Her mother’s gaze softened. “You’ve spent so much of your life proving yourself at work. Promotions, projects, presentations. But you don’t have to prove yourself to Maggie. You just have to be present.”
They ate in silence for a while. Gwen pushed dry toast around her plate. Her mother steadily worked through her pancakes, efficient as always. The diner hummed with low chatter, the hiss of the espresso machine, a toddler babbling two tables over.
Then her mother said, almost casually, “I almost left your father once.”
Gwen’s head snapped up. “You what?”
Her mother’s gaze didn’t waver. “He started making decisions for our life without me. Tried to move our family out of Austin without even asking for my opinion. I packed a bag one night.” She sipped her coffee.
“But he came home, and we talked until sunrise. About everything we were afraid of. It didn’t fix it all at once, but it gave us a place to start again. ”
Gwen blinked. “You never told me that.”
“You were a child. Children don’t need to carry their parents’ failings.”
Gwen stared. “And now?”
Her mother folded her napkin, precise. “Now you’re not a child. You can see me and your father as humans, and humans make mistakes. We worked hard to get our marriage back on track.”
“How long did that take?”
“Take? It’s not past-tense work. It’s present tense, constant work,” her mother quipped with a small smile.
The daisies in their chipped vase bobbed slightly as the air conditioner kicked on. Gwen stared at them until her vision blurred.
Her mother reached across the table, laying a hand briefly over Gwen’s. “You don’t have to be the best at both right now — career and marriage. But you do have to decide which one matters more in this moment. Because it seems like your marriage cannot exist with your current priorities.”
Gwen’s throat tightened. “I thought I was building a life for us. Every late night, every project. I thought if I built something big enough, it would carry us both.”
“And maybe it could have,” her mother said, not unkindly. “But if Maggie never felt carried, then it wasn’t working the way you hoped. That doesn’t mean it can’t. It just means you have to build it differently.”
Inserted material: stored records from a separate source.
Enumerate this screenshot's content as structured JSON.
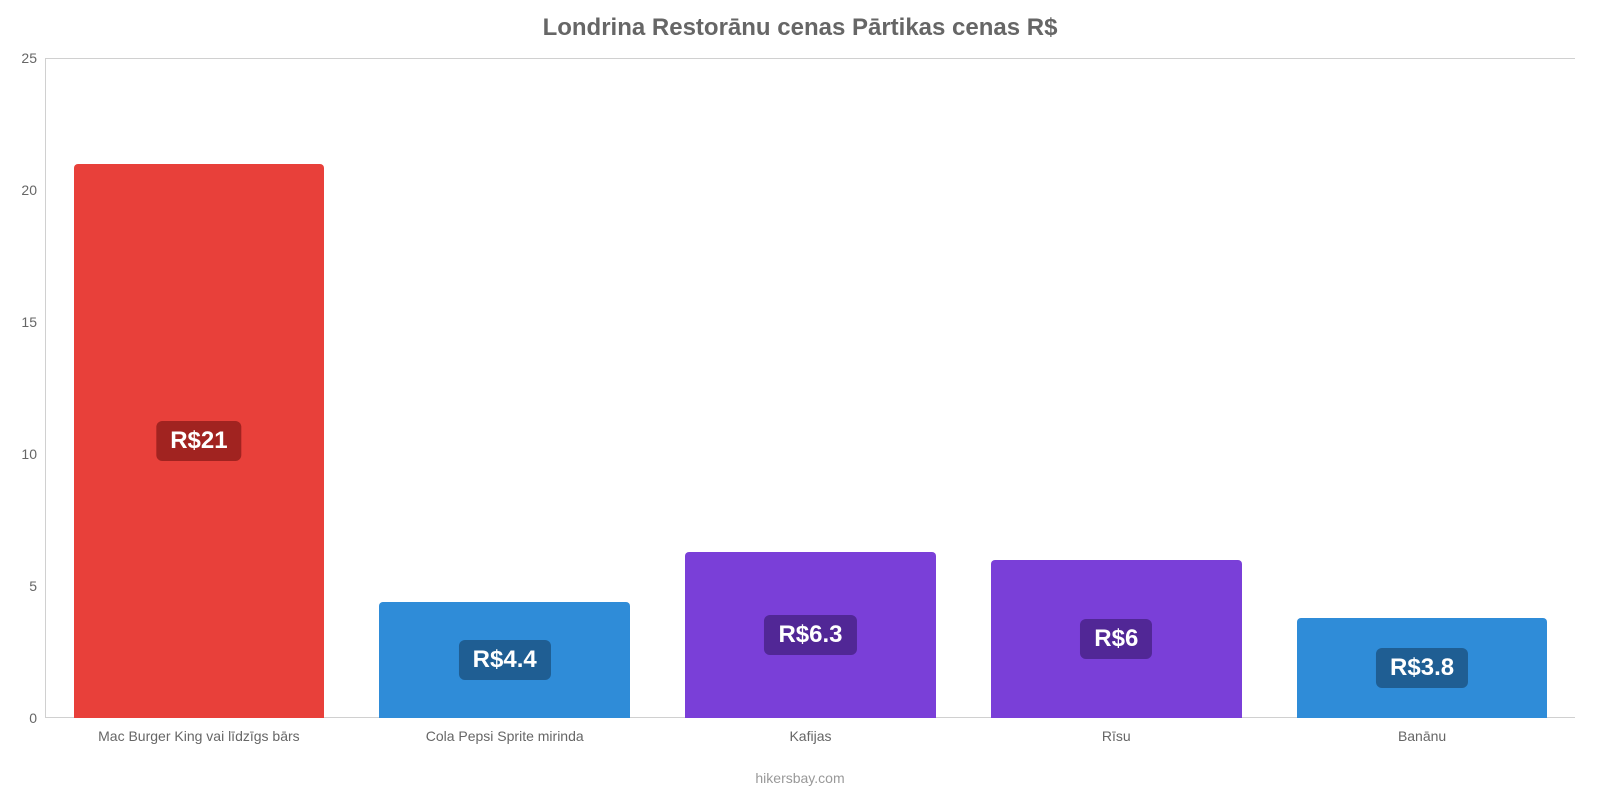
{
  "chart": {
    "type": "bar",
    "title": "Londrina Restorānu cenas Pārtikas cenas R$",
    "title_color": "#666666",
    "title_fontsize": 24,
    "background_color": "#ffffff",
    "grid_color": "#d0d0d0",
    "axis_label_color": "#666666",
    "axis_label_fontsize": 14,
    "ylim": [
      0,
      25
    ],
    "ytick_step": 5,
    "yticks": [
      0,
      5,
      10,
      15,
      20,
      25
    ],
    "bar_width": 0.82,
    "bar_border_radius": 4,
    "value_label_fontsize": 24,
    "value_label_text_color": "#ffffff",
    "credit": "hikersbay.com",
    "credit_color": "#999999",
    "categories": [
      "Mac Burger King vai līdzīgs bārs",
      "Cola Pepsi Sprite mirinda",
      "Kafijas",
      "Rīsu",
      "Banānu"
    ],
    "values": [
      21,
      4.4,
      6.3,
      6,
      3.8
    ],
    "value_labels": [
      "R$21",
      "R$4.4",
      "R$6.3",
      "R$6",
      "R$3.8"
    ],
    "bar_colors": [
      "#e8403a",
      "#2f8cd8",
      "#7a3fd8",
      "#7a3fd8",
      "#2f8cd8"
    ],
    "value_label_bg_colors": [
      "#a12320",
      "#1f5e93",
      "#512796",
      "#512796",
      "#1f5e93"
    ]
  }
}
Gwen looked at her, surprised by the note of compassion under the critique.
Her mother smiled faintly. “You’re my daughter. I want you happy. Whether that’s in the corner office or at home making muffins with your kids. But don’t let this drift away without making the choice yourself. You deserve better than that. So does she.”
Gwen gripped her mug tighter, the ceramic biting into her palms. She didn’t answer. Couldn’t. The question of career or marriage sat heavy in her chest, the kind of decision that promised to break her open either way.
Her mother, seeing the look on her face, reached for her coffee again. “You don’t have to decide today.”
The silence stretched until Gwen forced herself to breathe. “Thank you, by the way. For still helping both of us with the kids.”
Her mother waved it off, as if the words embarrassed her. “You know I love spending time with those little angels.” A faint smile tugged at her mouth. “I’m here whenever you — or Maggie — need me.”
Gwen nodded, swallowing against the tightness in her throat. “I know.”
For the first time, she admitted silently: she couldn’t have both. The title. The life. One would kill the other.
And she didn’t know which she was ready to let go.